Uma vez por ano, a agência autoriza o reajuste com base nas altas de custos provocadas pela inflação. Neste ano, o aumento foi de 6,91%.
A área técnica da ANS já alertou a diretoria que o Supremo barrou a chamada "revisão técnica" para planos mais antigos, anteriores à Lei Geral dos Planos de Saúde de 1998. No entanto, eles devem ser incluídos.
A intenção da agência consta em uma minuta, ainda mantida em sigilo e obtida pelo Painel S.A. Ela deve ser votada, segundo técnicos, em reunião da diretoria nesta segunda (16).
Quórum
Ainda segundo relatos, a minuta será votada porque, com a saída do atual presidente da ANS, Paulo Rebello Filho, a diretoria deixará de ter maioria. Hoje, com ele no posto, é possível ter maioria (3 votos contra 2, por exemplo). Uma medida dessa envergadura ficaria fragilizada com um placar de 2 a 1.
Empresas saudáveis de planos reclamam da medida, que beneficia companhias que, com a aprovação, ingressarão com o pedido de reequilíbrio.
Para elas, os reequilíbrios devem gerar um aumento médio de 20% nos planos, algo que terá dois efeitos colaterais: judicialização do aumento e cancelamento de planos.
Essas companhias consideram que o custo disso é ainda pior para um mercado que tem dificuldade de expansão diante dos benefícios dos planos coletivos —que são reajustados por negociação entre as partes.
Afirmam ainda haver questões legais a serem superadas porque, embora a ANS tenha poderes para fazer a revisão financeira, a Lei Geral dos Planos impede que esse reequilíbrio seja feito pela agência.
Impacto para o consumidor
Na prática, a ANS poderá abrir a possibilidade de conceder reajustes aos planos individuais ou familiares anteriores à nova lei do setor por meio desses acertos de reequilíbrio financeiro. Hoje, esses reajustes só ocorrem pela forma prevista nos contratos.

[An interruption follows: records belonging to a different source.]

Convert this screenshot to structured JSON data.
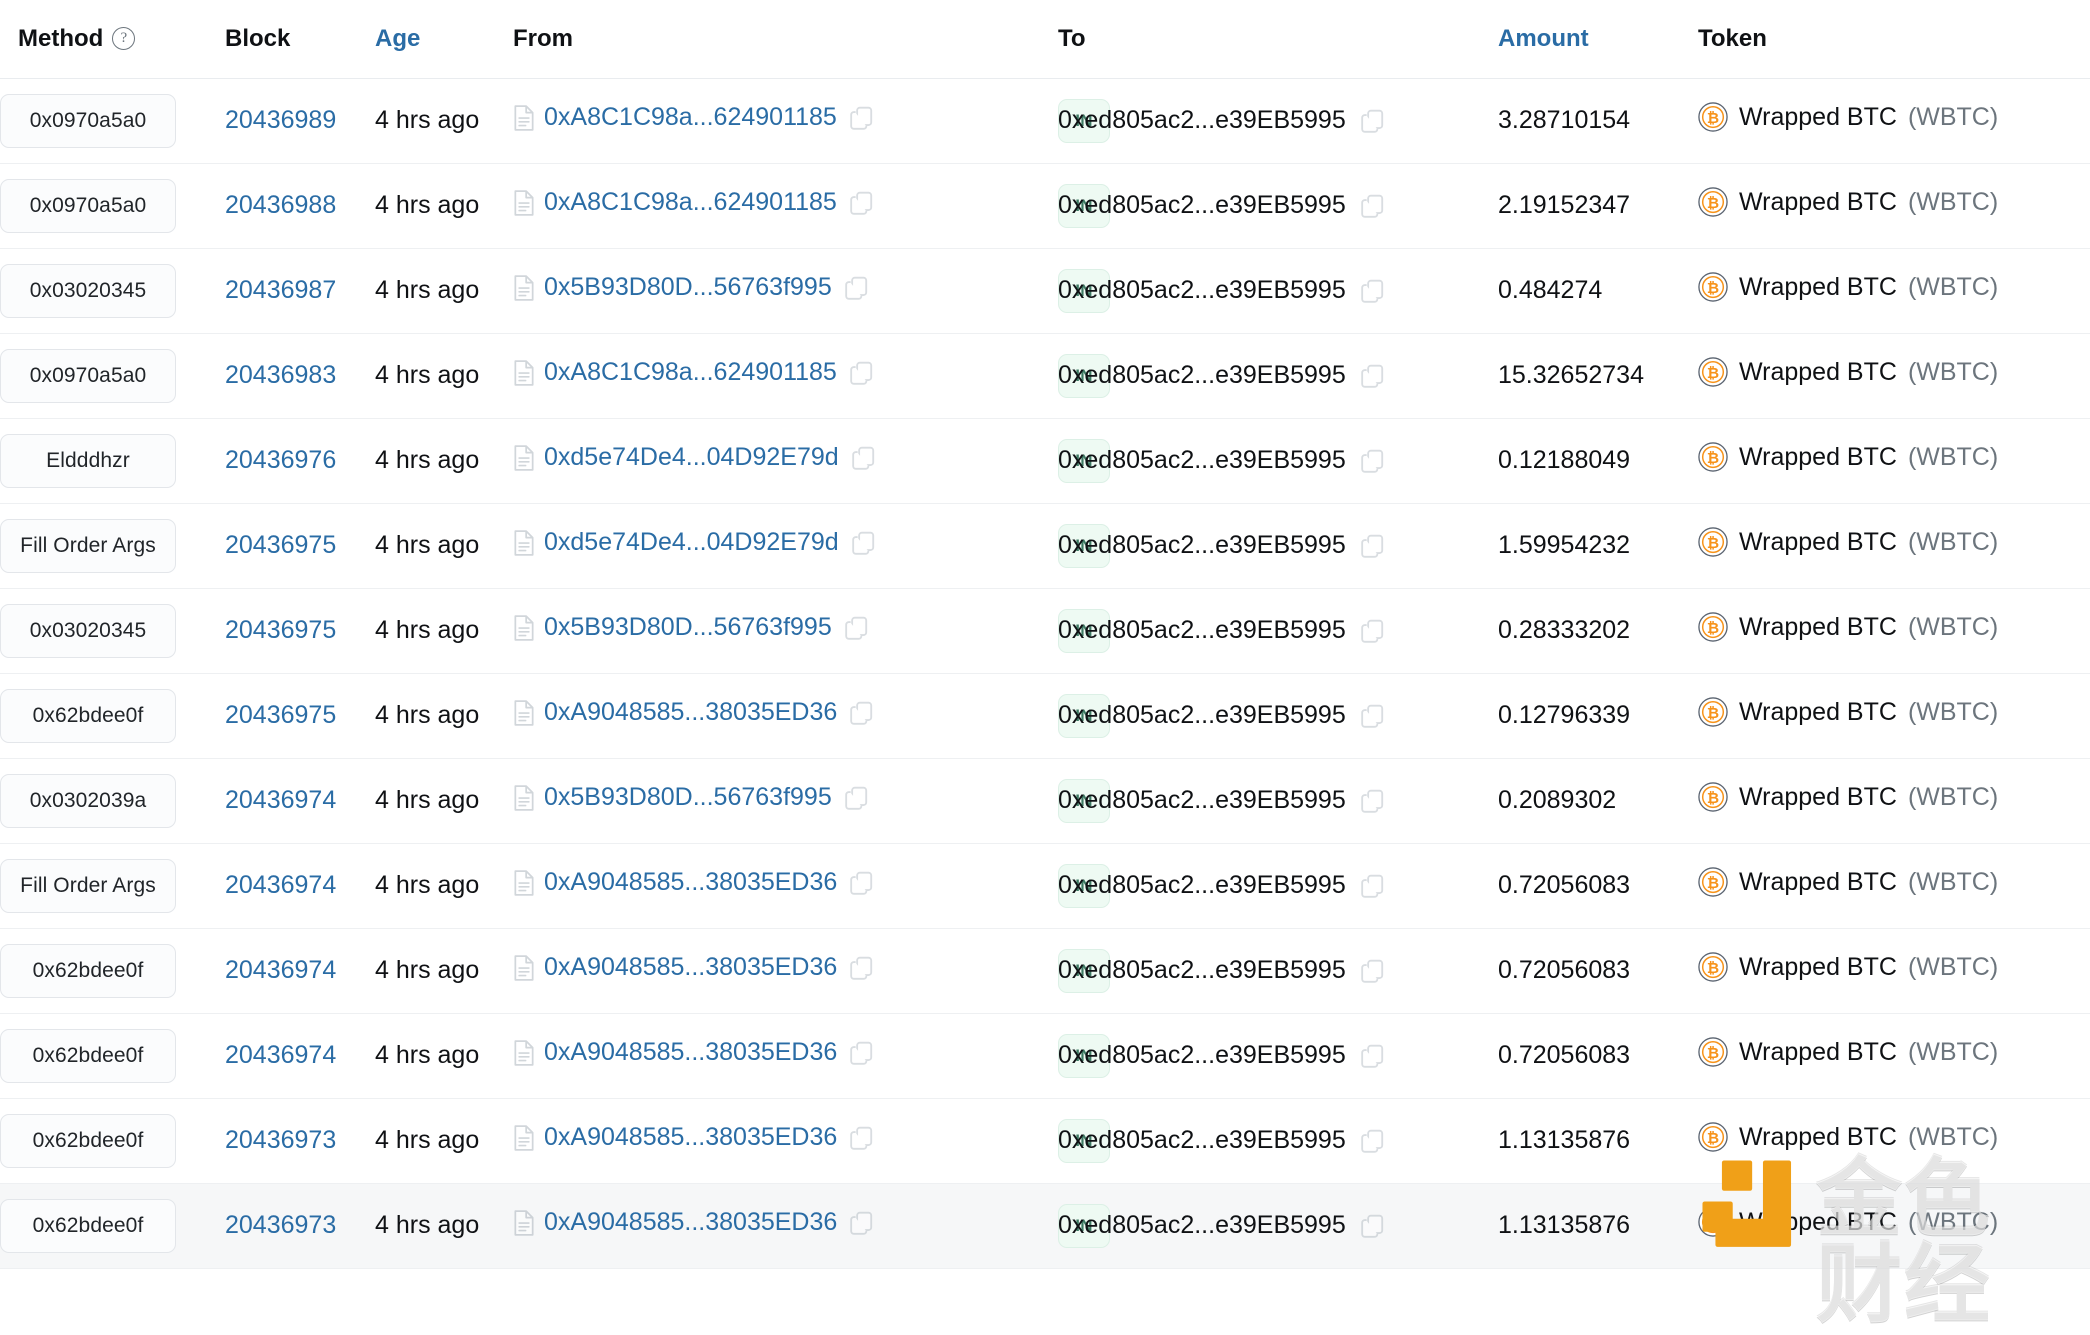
{
  "table": {
    "columns": [
      {
        "key": "method",
        "label": "Method",
        "sortable": false,
        "has_help_icon": true
      },
      {
        "key": "block",
        "label": "Block",
        "sortable": false
      },
      {
        "key": "age",
        "label": "Age",
        "sortable": true
      },
      {
        "key": "from",
        "label": "From",
        "sortable": false
      },
      {
        "key": "inout",
        "label": "",
        "sortable": false
      },
      {
        "key": "to",
        "label": "To",
        "sortable": false
      },
      {
        "key": "amount",
        "label": "Amount",
        "sortable": true
      },
      {
        "key": "token",
        "label": "Token",
        "sortable": false
      }
    ],
    "icons": {
      "help": "question-circle-icon",
      "from_doc": "document-icon",
      "copy": "copy-icon",
      "token": "wbtc-coin-icon"
    },
    "colors": {
      "link": "#2a6ca5",
      "header_text": "#0f1114",
      "sorted_header": "#2a6ca5",
      "in_badge_bg": "#eefaf3",
      "in_badge_text": "#3d7a63",
      "method_badge_bg": "#fbfcfd",
      "method_badge_border": "#e3e6ea",
      "row_border": "#eef0f2",
      "row_hover_bg": "#f6f7f8",
      "token_symbol": "#6c757d",
      "wbtc_orange": "#f7931a",
      "watermark_logo": "#f0a018"
    },
    "rows": [
      {
        "method": "0x0970a5a0",
        "block": "20436989",
        "age": "4 hrs ago",
        "from": "0xA8C1C98a...624901185",
        "direction": "IN",
        "to": "0xed805ac2...e39EB5995",
        "amount": "3.28710154",
        "token_name": "Wrapped BTC",
        "token_symbol": "(WBTC)",
        "hovered": false
      },
      {
        "method": "0x0970a5a0",
        "block": "20436988",
        "age": "4 hrs ago",
        "from": "0xA8C1C98a...624901185",
        "direction": "IN",
        "to": "0xed805ac2...e39EB5995",
        "amount": "2.19152347",
        "token_name": "Wrapped BTC",
        "token_symbol": "(WBTC)",
        "hovered": false
      },
      {
        "method": "0x03020345",
        "block": "20436987",
        "age": "4 hrs ago",
        "from": "0x5B93D80D...56763f995",
        "direction": "IN",
        "to": "0xed805ac2...e39EB5995",
        "amount": "0.484274",
        "token_name": "Wrapped BTC",
        "token_symbol": "(WBTC)",
        "hovered": false
      },
      {
        "method": "0x0970a5a0",
        "block": "20436983",
        "age": "4 hrs ago",
        "from": "0xA8C1C98a...624901185",
        "direction": "IN",
        "to": "0xed805ac2...e39EB5995",
        "amount": "15.32652734",
        "token_name": "Wrapped BTC",
        "token_symbol": "(WBTC)",
        "hovered": false
      },
      {
        "method": "Eldddhzr",
        "block": "20436976",
        "age": "4 hrs ago",
        "from": "0xd5e74De4...04D92E79d",
        "direction": "IN",
        "to": "0xed805ac2...e39EB5995",
        "amount": "0.12188049",
        "token_name": "Wrapped BTC",
        "token_symbol": "(WBTC)",
        "hovered": false
      },
      {
        "method": "Fill Order Args",
        "block": "20436975",
        "age": "4 hrs ago",
        "from": "0xd5e74De4...04D92E79d",
        "direction": "IN",
        "to": "0xed805ac2...e39EB5995",
        "amount": "1.59954232",
        "token_name": "Wrapped BTC",
        "token_symbol": "(WBTC)",
        "hovered": false
      },
      {
        "method": "0x03020345",
        "block": "20436975",
        "age": "4 hrs ago",
        "from": "0x5B93D80D...56763f995",
        "direction": "IN",
        "to": "0xed805ac2...e39EB5995",
        "amount": "0.28333202",
        "token_name": "Wrapped BTC",
        "token_symbol": "(WBTC)",
        "hovered": false
      },
      {
        "method": "0x62bdee0f",
        "block": "20436975",
        "age": "4 hrs ago",
        "from": "0xA9048585...38035ED36",
        "direction": "IN",
        "to": "0xed805ac2...e39EB5995",
        "amount": "0.12796339",
        "token_name": "Wrapped BTC",
        "token_symbol": "(WBTC)",
        "hovered": false
      },
      {
        "method": "0x0302039a",
        "block": "20436974",
        "age": "4 hrs ago",
        "from": "0x5B93D80D...56763f995",
        "direction": "IN",
        "to": "0xed805ac2...e39EB5995",
        "amount": "0.2089302",
        "token_name": "Wrapped BTC",
        "token_symbol": "(WBTC)",
        "hovered": false
      },
      {
        "method": "Fill Order Args",
        "block": "20436974",
        "age": "4 hrs ago",
        "from": "0xA9048585...38035ED36",
        "direction": "IN",
        "to": "0xed805ac2...e39EB5995",
        "amount": "0.72056083",
        "token_name": "Wrapped BTC",
        "token_symbol": "(WBTC)",
        "hovered": false
      },
      {
        "method": "0x62bdee0f",
        "block": "20436974",
        "age": "4 hrs ago",
        "from": "0xA9048585...38035ED36",
        "direction": "IN",
        "to": "0xed805ac2...e39EB5995",
        "amount": "0.72056083",
        "token_name": "Wrapped BTC",
        "token_symbol": "(WBTC)",
        "hovered": false
      },
      {
        "method": "0x62bdee0f",
        "block": "20436974",
        "age": "4 hrs ago",
        "from": "0xA9048585...38035ED36",
        "direction": "IN",
        "to": "0xed805ac2...e39EB5995",
        "amount": "0.72056083",
        "token_name": "Wrapped BTC",
        "token_symbol": "(WBTC)",
        "hovered": false
      },
      {
        "method": "0x62bdee0f",
        "block": "20436973",
        "age": "4 hrs ago",
        "from": "0xA9048585...38035ED36",
        "direction": "IN",
        "to": "0xed805ac2...e39EB5995",
        "amount": "1.13135876",
        "token_name": "Wrapped BTC",
        "token_symbol": "(WBTC)",
        "hovered": false
      },
      {
        "method": "0x62bdee0f",
        "block": "20436973",
        "age": "4 hrs ago",
        "from": "0xA9048585...38035ED36",
        "direction": "IN",
        "to": "0xed805ac2...e39EB5995",
        "amount": "1.13135876",
        "token_name": "Wrapped BTC",
        "token_symbol": "(WBTC)",
        "hovered": true
      }
    ]
  },
  "watermark": {
    "text": "金色财经",
    "logo_name": "jinse-finance-logo"
  }
}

Em 2017, o STF considerou serem inconstitucionais os reajustes impostos a contratos individuais ou familiares anteriores à Lei Geral dos Planos de Saúde de 1998.
Se, no entanto, a resolução normativa pretendida pela ANS for aprovada, tais contratos podem vir a sofrer reajustes porque não tratam de custos, mas da saúde financeira da operadora.

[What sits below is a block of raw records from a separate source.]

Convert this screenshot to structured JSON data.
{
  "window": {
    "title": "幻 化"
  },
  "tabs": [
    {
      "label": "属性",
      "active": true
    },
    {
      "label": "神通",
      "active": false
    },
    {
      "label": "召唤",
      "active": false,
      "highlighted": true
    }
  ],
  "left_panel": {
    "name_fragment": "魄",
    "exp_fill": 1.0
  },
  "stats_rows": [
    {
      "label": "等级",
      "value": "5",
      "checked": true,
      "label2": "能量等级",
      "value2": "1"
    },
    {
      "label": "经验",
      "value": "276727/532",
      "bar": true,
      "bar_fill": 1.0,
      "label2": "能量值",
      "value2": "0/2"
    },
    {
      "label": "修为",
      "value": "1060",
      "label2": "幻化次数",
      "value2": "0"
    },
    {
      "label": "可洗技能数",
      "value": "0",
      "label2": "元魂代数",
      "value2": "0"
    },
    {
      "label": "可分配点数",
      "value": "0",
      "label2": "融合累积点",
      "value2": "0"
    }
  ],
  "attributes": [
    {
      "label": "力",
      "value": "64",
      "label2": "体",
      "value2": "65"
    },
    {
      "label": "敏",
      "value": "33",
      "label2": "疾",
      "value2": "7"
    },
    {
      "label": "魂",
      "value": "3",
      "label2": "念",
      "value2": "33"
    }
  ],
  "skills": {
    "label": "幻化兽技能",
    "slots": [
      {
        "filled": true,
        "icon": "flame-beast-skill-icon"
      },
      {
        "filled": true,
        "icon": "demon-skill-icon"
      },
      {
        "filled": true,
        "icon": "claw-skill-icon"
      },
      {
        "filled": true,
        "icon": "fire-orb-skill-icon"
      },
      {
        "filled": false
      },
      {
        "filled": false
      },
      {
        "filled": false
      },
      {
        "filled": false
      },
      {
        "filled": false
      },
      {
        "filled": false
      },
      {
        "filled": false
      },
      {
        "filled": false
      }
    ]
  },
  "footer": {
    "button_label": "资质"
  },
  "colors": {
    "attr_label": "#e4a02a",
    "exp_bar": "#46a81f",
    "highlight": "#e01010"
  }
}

O chamado reequilíbrio-financeiro já é algo comum em contratos de concessão de serviços como rodovias, ferrovias, empresas de energia e de telecomunicações.
Três anos
Para pleitear a revisão, as empresas terão de demonstrar desequilíbrios contratuais há pelo menos três anos.
Entretanto, haverá contrapartidas: fazer a venda e a portabilidade de planos individuais ou familiares de forma online; e manter a venda desses planos por, pelo menos, mais três anos.
A ANS afirma que existe previsão legal para a revisão técnica e informa que ela nunca foi regulamentada —algo que está em curso neste momento.
As empresas discordam e dizem que até mesmo a Lei Geral dos Planos de Saúde não prevê o reequilíbrio.
Segundo o Ministério da Saúde, a decisão para que tal revisão ocorra é tomada em conjunto entre operadora e ANS e se destina a eliminar ou corrigir desequilíbrios que, eventualmente, comprometam a prestação dos serviços aos beneficiários.
Prerrogativa legal
Por meio de sua assessoria, a ANS informa que a revisão técnica de um plano de saúde é um ajuste excepcional, que pode ser aplicado em situação de desequilíbrio econômico e ameaça à continuidade dos serviços.
"É uma medida que, quando for o caso, será autorizada", diz a agência em nota.
A ANS diz que a decisão do STF envolveu somente planos individuais contratados até dezembro de 1998, antes da lei que regulamenta a existência da própria agência.
Por isso, a norma que tratava do assunto foi suspensa pela diretoria da ANS em 2003 e está revogada, em razão da decisão liminar concedida pelo Supremo.
"Não cabia à ANS a regulamentação dos contratos anteriores por extrapolar o ato jurídico perfeito", disse.
"Desde então, a ANS vem respeitando a decisão proferida pelo Supremo Tribunal Federal que foi julgada em definitivo em 2018."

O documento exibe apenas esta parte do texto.